A inadimplência empresarial no Brasil atingiu níveis recordes em 2024, com cerca de 7 milhões de empresas enfrentando dificuldades financeiras, quase um terço de todas as companhias do país, segundo dados do Serasa Experian. Esse cenário foi agravado pelo aumento da taxa Selic e pela valorização do dólar, fatores que pressionaram ainda mais a capacidade das empresas de honrar seus compromissos financeiros. Em outubro, apenas um mês após o reajuste da Selic em setembro, 100 mil novas empresas entraram para a lista de inadimplentes, rompendo uma estabilidade que durava cinco meses.
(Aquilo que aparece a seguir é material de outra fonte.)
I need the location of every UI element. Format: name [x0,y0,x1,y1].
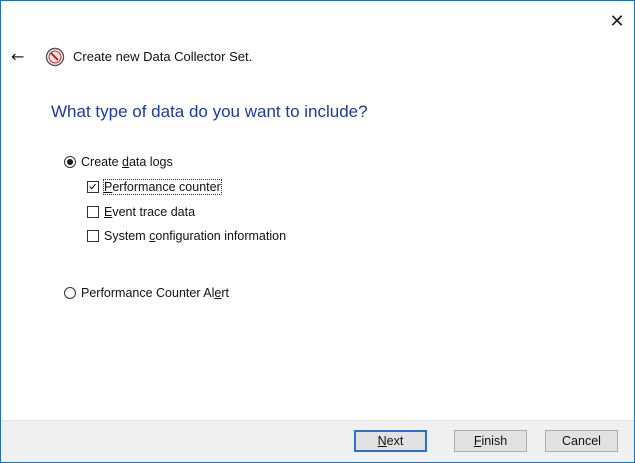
radio-create-data-logs-label: Create data logs [81,155,173,169]
checkbox-performance-counter-label: Performance counter [103,179,222,195]
checkbox-event-trace-data-label: Event trace data [104,205,196,219]
checkbox-unchecked-indicator[interactable] [87,230,99,242]
page-heading: What type of data do you want to include… [51,102,368,121]
check-mark-icon [89,183,96,190]
next-button[interactable]: Next [354,430,427,452]
radio-performance-counter-alert[interactable]: Performance Counter Alert [64,286,229,300]
checkbox-checked-indicator[interactable] [87,181,99,193]
finish-button[interactable]: Finish [454,430,527,452]
checkbox-system-configuration-label: System configuration information [104,229,287,243]
checkbox-performance-counter[interactable]: Performance counter [87,179,222,195]
close-icon[interactable]: ✕ [606,11,628,33]
back-arrow-icon[interactable]: ← [11,48,29,66]
checkbox-unchecked-indicator[interactable] [87,206,99,218]
wizard-footer: Next Finish Cancel [1,420,634,462]
cancel-button[interactable]: Cancel [545,430,618,452]
performance-monitor-icon [45,47,65,67]
checkbox-event-trace-data[interactable]: Event trace data [87,205,195,219]
wizard-title: Create new Data Collector Set. [73,49,253,64]
checkbox-system-configuration[interactable]: System configuration information [87,229,286,243]
radio-performance-counter-alert-label: Performance Counter Alert [81,286,229,300]
radio-selected-indicator[interactable] [64,156,76,168]
radio-create-data-logs[interactable]: Create data logs [64,155,173,169]
radio-unselected-indicator[interactable] [64,287,76,299]
wizard-window: ✕ ← Create new Data Collector Set. What … [0,0,635,463]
De acordo com Luiz Rabi, economista-chefe do Serasa, a combinação de juros elevados e inflação crescente continuará pressionando a inadimplência nos próximos trimestres. O cenário se agrava com a escalada de 27,6% do dólar em 2024, impactando significativamente as grandes empresas que possuem dívidas em moeda estrangeira. Um levantamento da Elos Ayta Consultoria revelou que, até setembro, 40% da dívida total de 101 empresas de capital aberto estava atrelada ao dólar, representando R$ 353 bilhões. No quarto trimestre, com o dólar ultrapassando R$ 6, essa dívida subiu para R$ 392 bilhões, aumentando as despesas financeiras dessas companhias.
Esse contexto deve se agravar ainda mais em 2025, com projeções de que a Selic atinja níveis entre 14,5% e 15,25% ao ano. Fernando Honorato, economista-chefe do Bradesco, alerta que um juro real de até 10% exigirá ajustes operacionais severos por parte das empresas, incluindo cortes de custos e demissões, enquanto o crédito bancário se tornará ainda mais caro e escasso.
As consequências já estão se refletindo em pedidos de recuperação judicial e extrajudicial, que bateram recordes em 2024. De acordo com o Serasa, 1,7 mil empresas recorreram à recuperação judicial até setembro, um aumento de 73% em relação ao mesmo período de 2023. Entre as companhias que optaram pela recuperação extrajudicial, o valor total dos pedidos alcançou R$ 31 bilhões, mais de 300% acima do registrado no ano anterior. Nomes como InterCement, Casas Bahia e Tok&Stok estão entre as empresas que buscaram essa alternativa para evitar o colapso financeiro.
A maior parte das empresas inadimplentes é formada por micro e pequenas empresas, mais vulneráveis às oscilações econômicas. Contudo, médias e grandes empresas também enfrentam dificuldades, especialmente aquelas com alta alavancagem e dívidas em moeda estrangeira. Ricardo Teixeira, professor da FGV, ressalta que o impacto do endividamento elevado não se limita às empresas, mas pode ser repassado ao consumidor por meio de preços mais altos, afetando as vendas e pressionando ainda mais a economia.
Apesar do crescimento econômico registrado em alguns setores, o aumento do custo do crédito e a instabilidade econômica mantêm as perspectivas sombrias para 2025. Ricardo Knoepfelmacher, consultor especializado em reestruturação empresarial, prevê um ano difícil para empresas com alta alavancagem, muitas das quais enfrentarão renegociações forçadas ou até mesmo falências. Para ele, o ambiente atual reflete os desafios de uma política monetária contracionista combinada com um juro real elevado, limitando a capacidade de investimento e expansão das companhias.
Com a dívida média das empresas alcançando R$ 22.417,20 em outubro — o maior nível da série histórica do Serasa —, o cenário exige atenção e estratégias de sobrevivência mais robustas. No entanto, a recuperação dependerá de um ajuste fiscal efetivo por parte do governo, capaz de reconquistar a confiança do mercado e conter o avanço dos juros, criando condições para um ambiente econômico mais estável e previsível.